Under the inspiring influence of the spotless purity of Christ’s teaching and example, and aided here and there by the nobler instincts and tendencies of philosophy, the Christian church from the beginning asserted the individual rights of man, recognized the divine image in every rational being, taught the common creation and common redemption, the destination of all for immortality and glory, raised the humble and the lowly, comforted the prisoner and captive, the stranger and the exile, proclaimed chastity as a fundamental virtue, elevated woman to dignity and equality with man, upheld the sanctity and inviolability of the marriage tie, laid the foundation of a Christian family and happy home, moderated the evils and undermined the foundations of slavery, opposed polygamy and concubinage, emancipated the children from the tyrannical control of parents, denounced the exposure of children as murder, made relentless war upon the bloody games of the arena and the circus, and the shocking indecencies of the theatre, upon cruelty and oppression and every vice infused into a heartless and loveless world the spirit of love and brotherhood, transformed sinners into saints, frail women into heroines, and lit up the darkness of the tomb by the bright ray of unending bliss in heaven.
Christianity reformed society from the bottom, and built upwards until it reached the middle and higher classes, and at last the emperor himself. Then soon after the conversion of Constantine it began to influence legislation, abolished cruel institutions, and enacted laws which breathe the spirit of justice and humanity. We may deplore the evils which followed in the train of the union of church and state, but we must not overlook its many wholesome effects upon the Justinian code which gave Christian ideas an institutional form and educational power for whole generations to this day. From that time on also began the series of charitable institutions for widows and orphans, for the poor and the sick, the blind and the deaf, the intemperate and criminal, and for the care of all unfortunate,—institutions which we seek in vain in any other but Christian countries.
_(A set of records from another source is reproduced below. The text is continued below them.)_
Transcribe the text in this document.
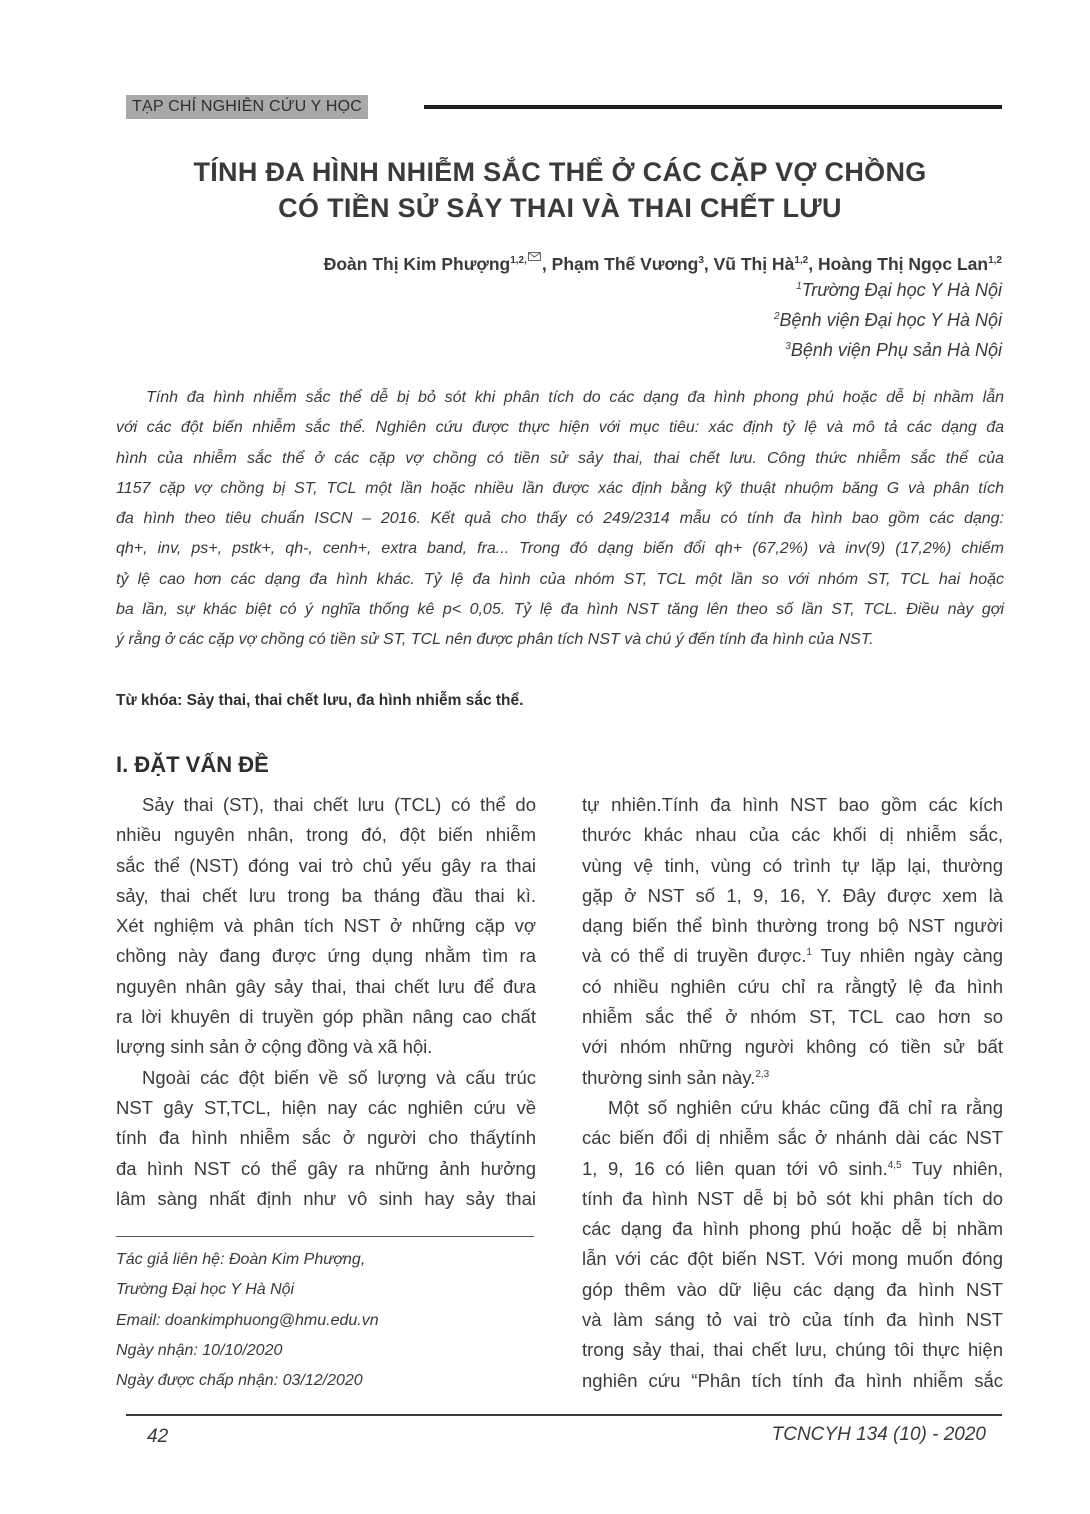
TẠP CHÍ NGHIÊN CỨU Y HỌC
TÍNH ĐA HÌNH NHIỄM SẮC THỂ Ở CÁC CẶP VỢ CHỒNG
CÓ TIỀN SỬ SẢY THAI VÀ THAI CHẾT LƯU
Đoàn Thị Kim Phượng$^{1,2,}$ , Phạm Thế Vương$^3$, Vũ Thị Hà$^{1,2}$, Hoàng Thị Ngọc Lan$^{1,2}$
$^1$Trường Đại học Y Hà Nội
$^2$Bệnh viện Đại học Y Hà Nội
$^3$Bệnh viện Phụ sản Hà Nội
Tính đa hình nhiễm sắc thể dễ bị bỏ sót khi phân tích do các dạng đa hình phong phú hoặc dễ bị nhầm lẫn
với các đột biến nhiễm sắc thể. Nghiên cứu được thực hiện với mục tiêu: xác định tỷ lệ và mô tả các dạng đa
hình của nhiễm sắc thể ở các cặp vợ chồng có tiền sử sảy thai, thai chết lưu. Công thức nhiễm sắc thể của
1157 cặp vợ chồng bị ST, TCL một lần hoặc nhiều lần được xác định bằng kỹ thuật nhuộm băng G và phân tích
đa hình theo tiêu chuẩn ISCN – 2016. Kết quả cho thấy có 249/2314 mẫu có tính đa hình bao gồm các dạng:
qh+, inv, ps+, pstk+, qh-, cenh+, extra band, fra... Trong đó dạng biến đổi qh+ (67,2%) và inv(9) (17,2%) chiếm
tỷ lệ cao hơn các dạng đa hình khác. Tỷ lệ đa hình của nhóm ST, TCL một lần so với nhóm ST, TCL hai hoặc
ba lần, sự khác biệt có ý nghĩa thống kê p< 0,05. Tỷ lệ đa hình NST tăng lên theo số lần ST, TCL. Điều này gợi
ý rằng ở các cặp vợ chồng có tiền sử ST, TCL nên được phân tích NST và chú ý đến tính đa hình của NST.
Từ khóa: Sảy thai, thai chết lưu, đa hình nhiễm sắc thể.
I. ĐẶT VẤN ĐỀ
Sảy thai (ST), thai chết lưu (TCL) có thể do
nhiều nguyên nhân, trong đó, đột biến nhiễm
sắc thể (NST) đóng vai trò chủ yếu gây ra thai
sảy, thai chết lưu trong ba tháng đầu thai kì.
Xét nghiệm và phân tích NST ở những cặp vợ
chồng này đang được ứng dụng nhằm tìm ra
nguyên nhân gây sảy thai, thai chết lưu để đưa
ra lời khuyên di truyền góp phần nâng cao chất
lượng sinh sản ở cộng đồng và xã hội.
Ngoài các đột biến về số lượng và cấu trúc
NST gây ST,TCL, hiện nay các nghiên cứu về
tính đa hình nhiễm sắc ở người cho thấytính
đa hình NST có thể gây ra những ảnh hưởng
lâm sàng nhất định như vô sinh hay sảy thai
tự nhiên.Tính đa hình NST bao gồm các kích
thước khác nhau của các khối dị nhiễm sắc,
vùng vệ tinh, vùng có trình tự lặp lại, thường
gặp ở NST số 1, 9, 16, Y. Đây được xem là
dạng biến thể bình thường trong bộ NST người
và có thể di truyền được.$^1$ Tuy nhiên ngày càng
có nhiều nghiên cứu chỉ ra rằngtỷ lệ đa hình
nhiễm sắc thể ở nhóm ST, TCL cao hơn so
với nhóm những người không có tiền sử bất
thường sinh sản này.$^{2,3}$
Một số nghiên cứu khác cũng đã chỉ ra rằng
các biến đổi dị nhiễm sắc ở nhánh dài các NST
1, 9, 16 có liên quan tới vô sinh.$^{4,5}$ Tuy nhiên,
tính đa hình NST dễ bị bỏ sót khi phân tích do
các dạng đa hình phong phú hoặc dễ bị nhầm
lẫn với các đột biến NST. Với mong muốn đóng
góp thêm vào dữ liệu các dạng đa hình NST
và làm sáng tỏ vai trò của tính đa hình NST
trong sảy thai, thai chết lưu, chúng tôi thực hiện
nghiên cứu “Phân tích tính đa hình nhiễm sắc
Tác giả liên hệ: Đoàn Kim Phượng,
Trường Đại học Y Hà Nội
Email: doankimphuong@hmu.edu.vn
Ngày nhận: 10/10/2020
Ngày được chấp nhận: 03/12/2020
42	TCNCYH 134 (10) - 2020
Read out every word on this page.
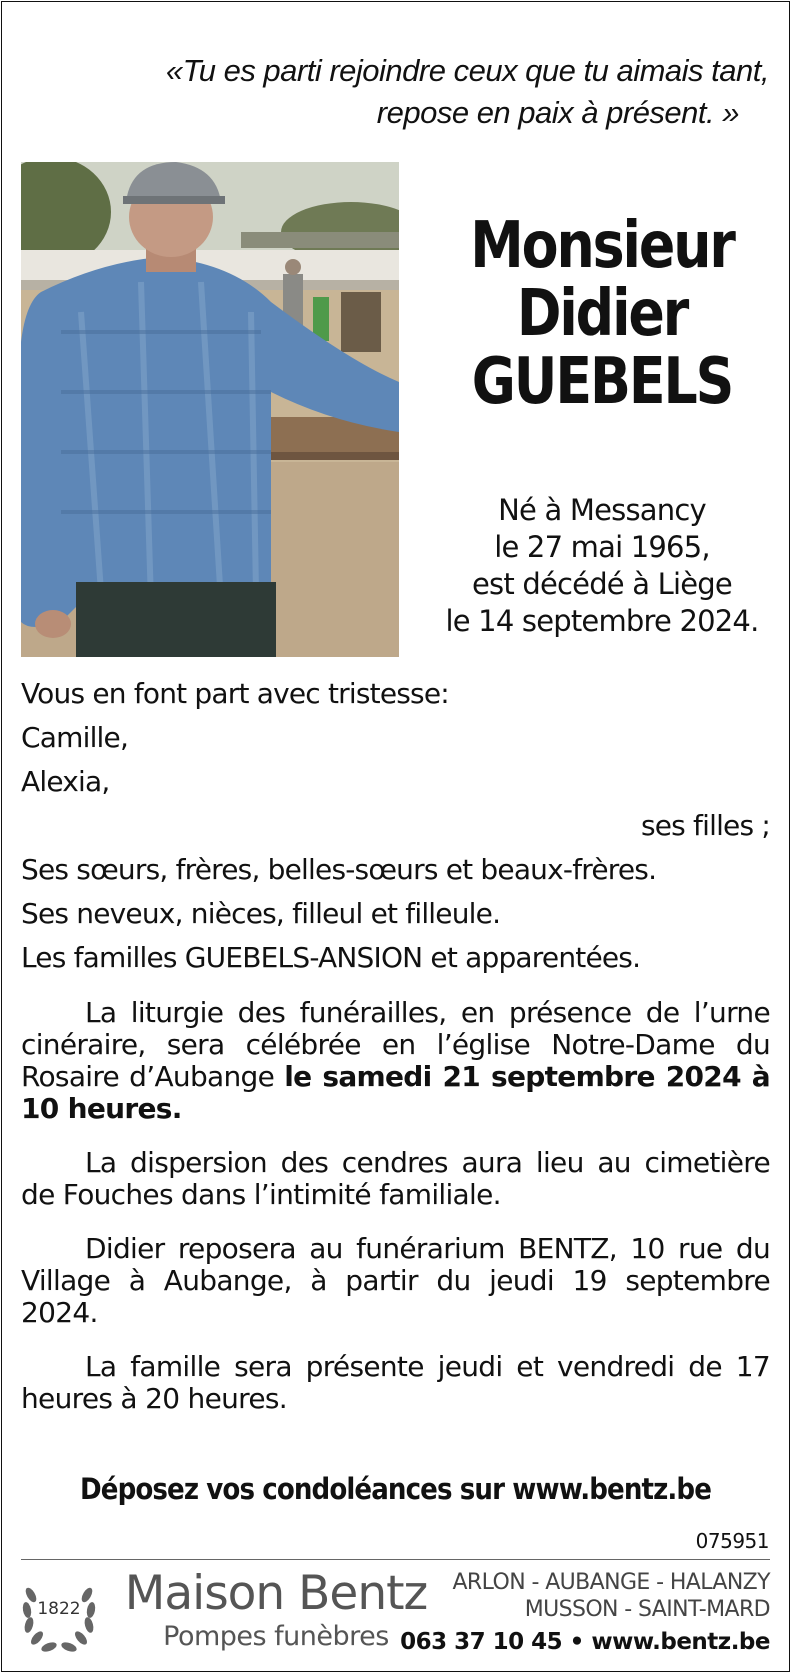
«Tu es parti rejoindre ceux que tu aimais tant,

repose en paix à présent. »
Monsieur
Didier
GUEBELS
Né à Messancy
le 27 mai 1965,
est décédé à Liège
le 14 septembre 2024.
Vous en font part avec tristesse:
Camille,
Alexia,
ses filles ;
Ses sœurs, frères, belles-sœurs et beaux-frères.
Ses neveux, nièces, filleul et filleule.
Les familles GUEBELS-ANSION et apparentées.

La liturgie des funérailles, en présence de l’urne cinéraire, sera célébrée en l’église Notre-Dame du Rosaire d’Aubange le samedi 21 septembre 2024 à 10 heures.

La dispersion des cendres aura lieu au cimetière de Fouches dans l’intimité familiale.

Didier reposera au funérarium BENTZ, 10 rue du Village à Aubange, à partir du jeudi 19 septembre 2024.

La famille sera présente jeudi et vendredi de 17 heures à 20 heures.

Déposez vos condoléances sur www.bentz.be
075951
1822 Maison Bentz
Pompes funèbres
ARLON - AUBANGE - HALANZY
MUSSON - SAINT-MARD
063 37 10 45 • www.bentz.be
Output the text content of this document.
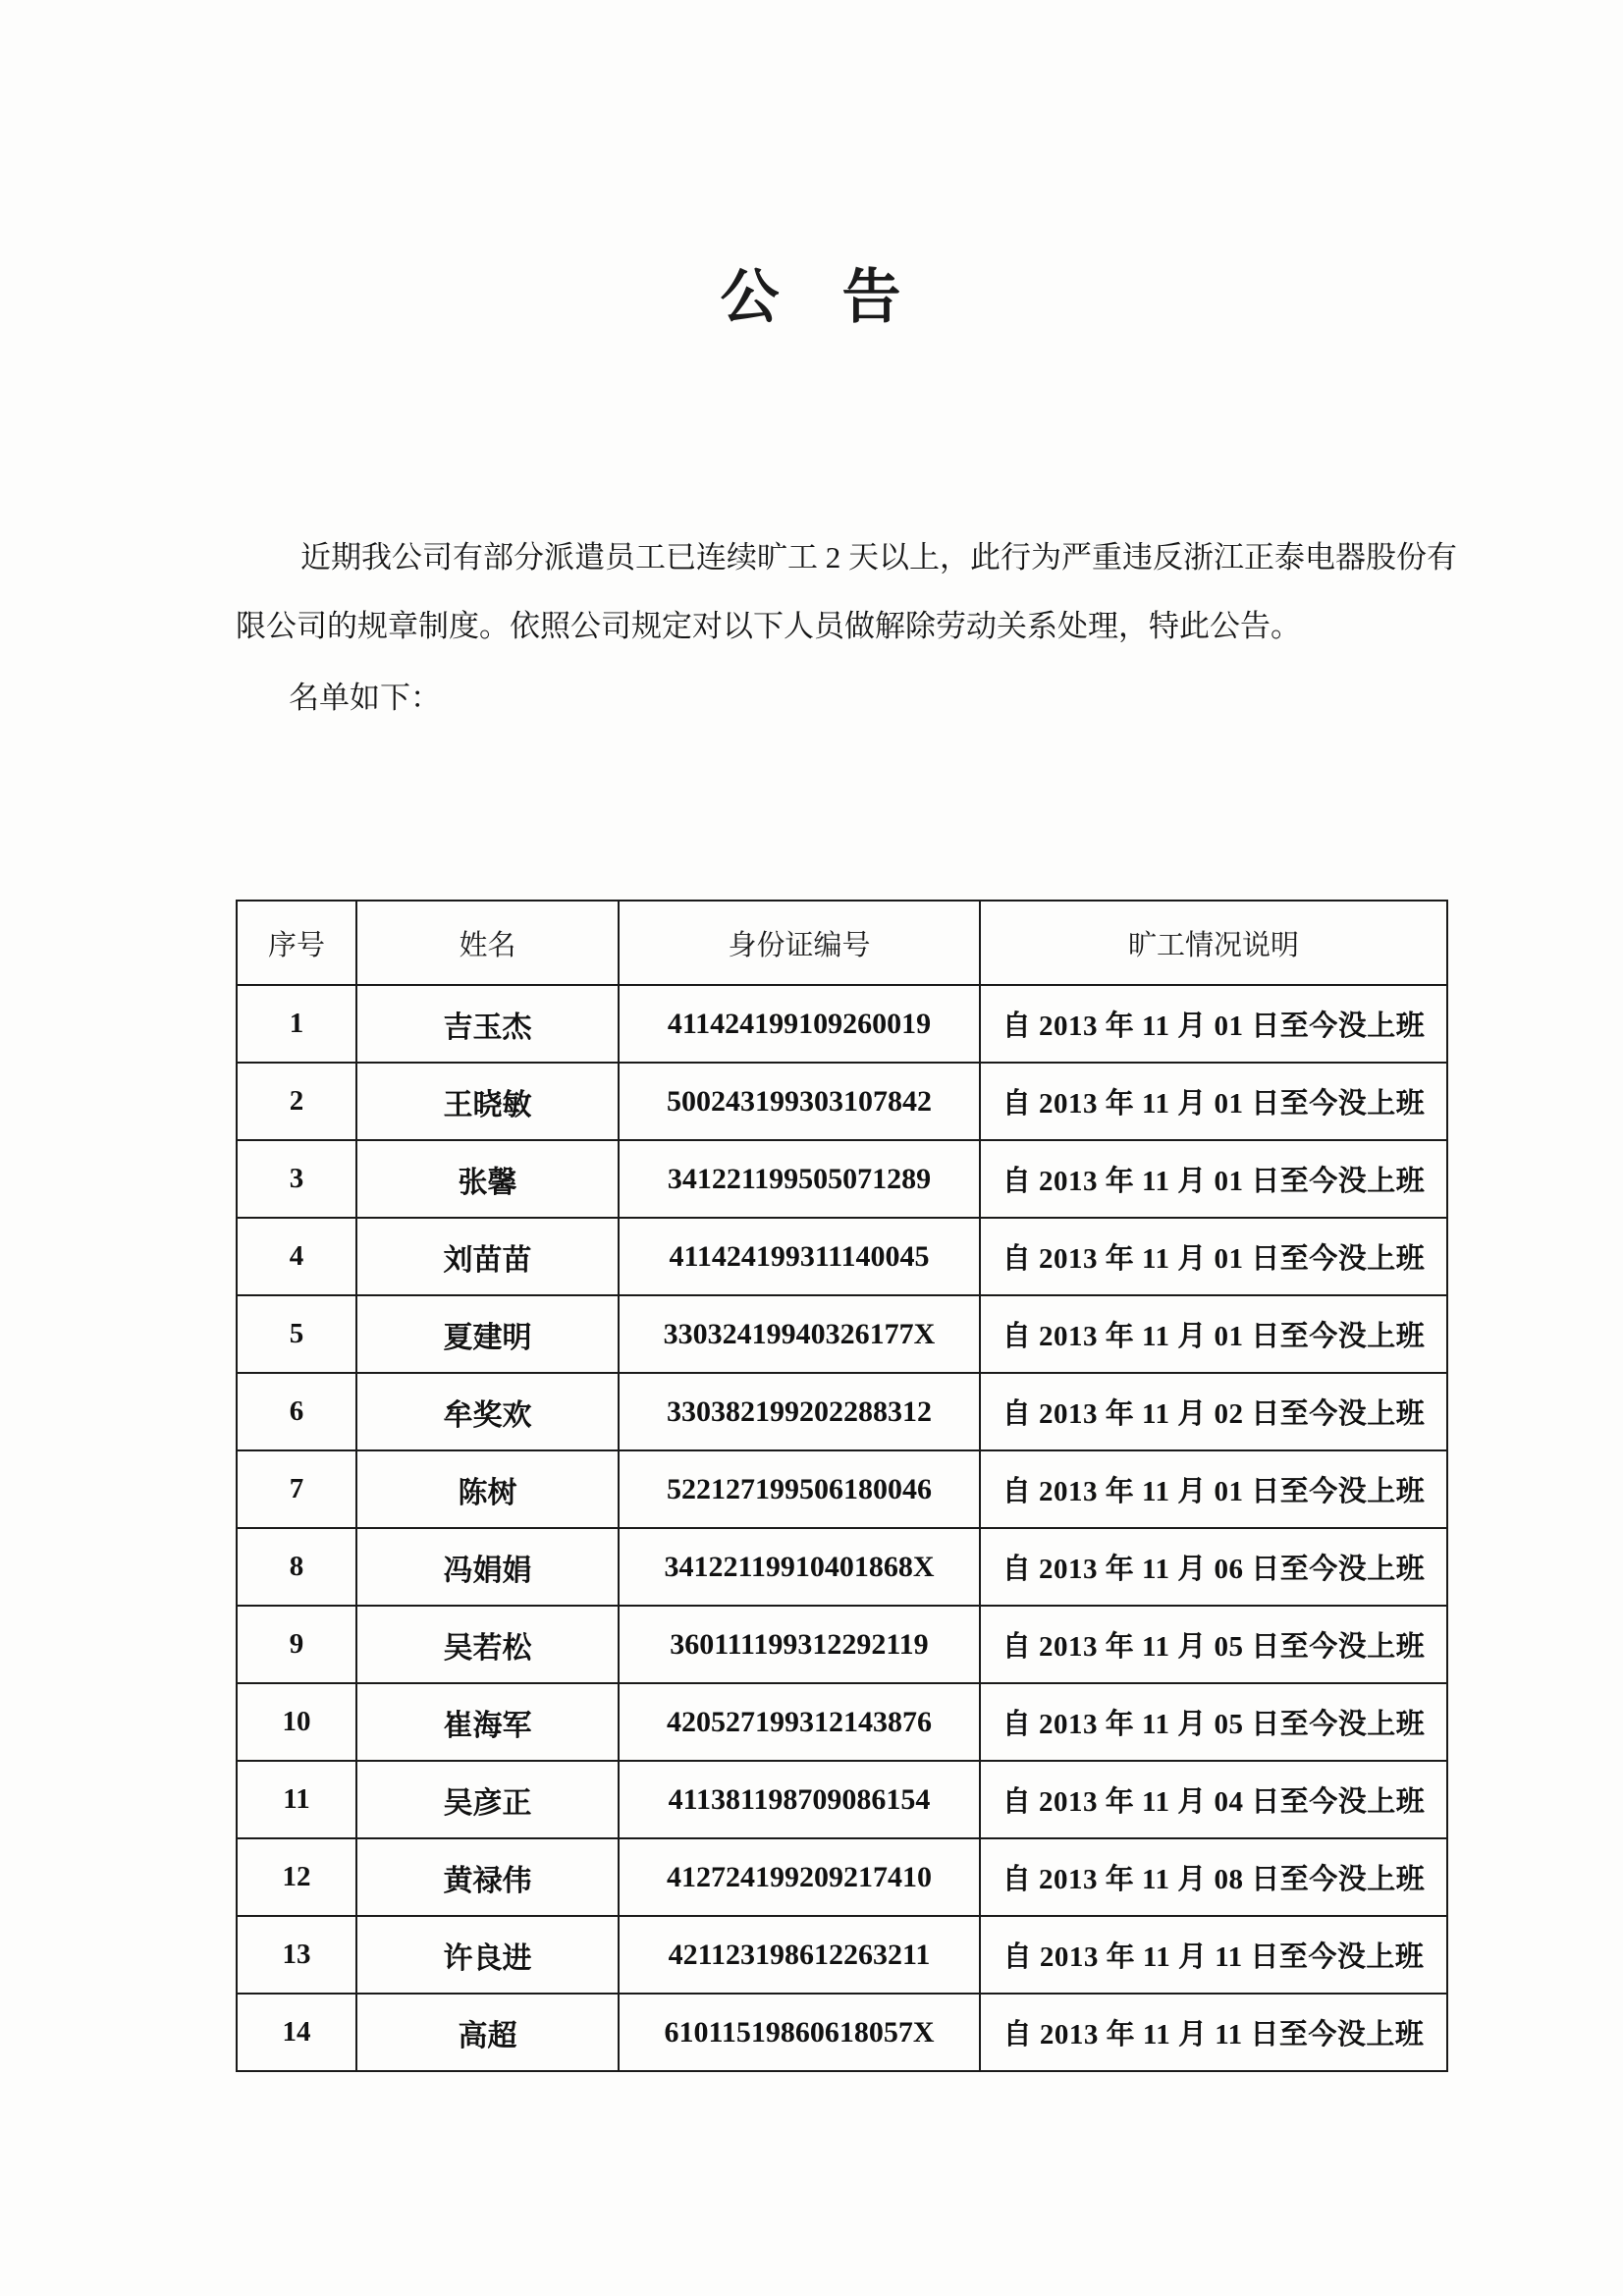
公　告
近期我公司有部分派遣员工已连续旷工 2 天以上，此行为严重违反浙江正泰电器股份有
限公司的规章制度。依照公司规定对以下人员做解除劳动关系处理，特此公告。
名单如下：
序号	姓名	身份证编号	旷工情况说明
1	吉玉杰	411424199109260019	自 2013 年 11 月 01 日至今没上班
2	王晓敏	500243199303107842	自 2013 年 11 月 01 日至今没上班
3	张馨	341221199505071289	自 2013 年 11 月 01 日至今没上班
4	刘苗苗	411424199311140045	自 2013 年 11 月 01 日至今没上班
5	夏建明	33032419940326177X	自 2013 年 11 月 01 日至今没上班
6	牟奖欢	330382199202288312	自 2013 年 11 月 02 日至今没上班
7	陈树	522127199506180046	自 2013 年 11 月 01 日至今没上班
8	冯娟娟	34122119910401868X	自 2013 年 11 月 06 日至今没上班
9	吴若松	360111199312292119	自 2013 年 11 月 05 日至今没上班
10	崔海军	420527199312143876	自 2013 年 11 月 05 日至今没上班
11	吴彦正	411381198709086154	自 2013 年 11 月 04 日至今没上班
12	黄禄伟	412724199209217410	自 2013 年 11 月 08 日至今没上班
13	许良进	421123198612263211	自 2013 年 11 月 11 日至今没上班
14	高超	61011519860618057X	自 2013 年 11 月 11 日至今没上班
Nor should the excesses of asceticism blind us against the moral heroism of renouncing rights and enjoyments innocent in themselves, but so generally abused and poisoned, that total abstinence seemed to most of the early fathers the only radical and effective cure. So in our days some of the best of men regard total abstinence rather than temperance, the remedy of the fearful evils of intemperance.
Christianity could not prevent the irruption of the Northern barbarians and the collapse of the Roman empire. The process of internal dissolution had gone too far; nations as well as individuals may physically and morally sink so low that they, are beyond the possibility of recovery. Tacitus, the heathen Stoic in the second century, and Salvianus, the Christian presbyter in the fifth, each a Jeremiah of his age, predicted the approaching doom and destruction of Roman society, looked towards the savage races of the North for fresh blood and new vigor. But the Keltic and Germanic conquerors would have turned Southern Europe into a vast solitude (as the Turks have laid waste the fairest portions of Asia), if they had not embraced the principles, laws, and institutions of the Christian church.